Sanırım çok belli ediyordum onu beğendiğimi. Ağırdan satmam gerekiyordu kendimi. Kafenin içine bakınırken elimle etrafı işaret ettim. "Kusura bakma da Gökhancığım, etrafta bu kadar erkek varken senin peşinden koşacağımı nasıl düşünebilirsin?"

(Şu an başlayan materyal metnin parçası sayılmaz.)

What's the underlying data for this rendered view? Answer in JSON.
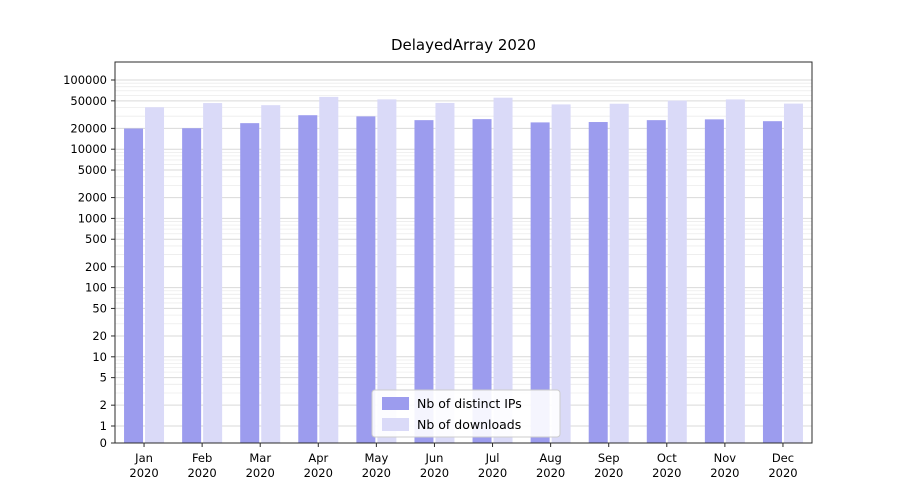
{
  "figure": {
    "title": "DelayedArray 2020"
  },
  "chart_data": {
    "type": "bar",
    "title": "DelayedArray 2020",
    "categories": [
      "Jan",
      "Feb",
      "Mar",
      "Apr",
      "May",
      "Jun",
      "Jul",
      "Aug",
      "Sep",
      "Oct",
      "Nov",
      "Dec"
    ],
    "category_sublabel": "2020",
    "series": [
      {
        "name": "Nb of distinct IPs",
        "color": "#9c9cee",
        "values": [
          19900,
          20100,
          23800,
          31000,
          29800,
          26300,
          27200,
          24400,
          24700,
          26300,
          27000,
          25400
        ]
      },
      {
        "name": "Nb of downloads",
        "color": "#dadaf8",
        "values": [
          40400,
          46400,
          43300,
          57000,
          52500,
          46600,
          55500,
          44400,
          45400,
          50400,
          52400,
          45600
        ]
      }
    ],
    "yscale": "log",
    "yticks": [
      0,
      1,
      2,
      5,
      10,
      20,
      50,
      100,
      200,
      500,
      1000,
      2000,
      5000,
      10000,
      20000,
      50000,
      100000
    ],
    "ylim": [
      0,
      100000
    ],
    "xlabel": "",
    "ylabel": "",
    "grid": true,
    "legend_position": "lower-center-inside",
    "colors": {
      "major_grid": "#d9d9d9",
      "minor_grid": "#ececec",
      "axis": "#2b2b2b",
      "legend_border": "#cccccc"
    }
  }
}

Gökhan parmağımla gösterdiğim erkeklere dönüp baktı. Kaşları hafifçe çatıldı. "Zaten," dedi her kelimenin üstüne basa basa. "Senin yaşında bir kızın peşimden koşmasını istemezdim."
Kirpiklerimi kırpıştırıp ona tatlı bir ifadeyle baktım. "Ne o, yoksa direkt üstüne mi atlamasını isterdin?"
Gökhan arsızlığım, onursuzluğum ve omurgasızlığım karşısında şok yaşarken Yeliz'in gözleri kocaman açılmıştı. "Kızım," diye fısıldadı kulağıma doğru. "Sen bu yaştaki adamları hep böyle mi tavlıyorsun?"
Dudaklarımı büzerek düşündüm. "Aslında," diye fısıldadım ben de ona. "Diğerleri beni tavlıyordu."
Yeliz bana belli bakışı atınca saçmaladığımı anlayıp daha çok kendim gibi davranmaya karar kıldım. "Şaka yapıyorum ya. Ee yenge nerede," diye sordum Gökhan'a. "Var mı sende çoluk çocuk?"
Gökhan başını iki yana salladı. "Hiç evlenmedim."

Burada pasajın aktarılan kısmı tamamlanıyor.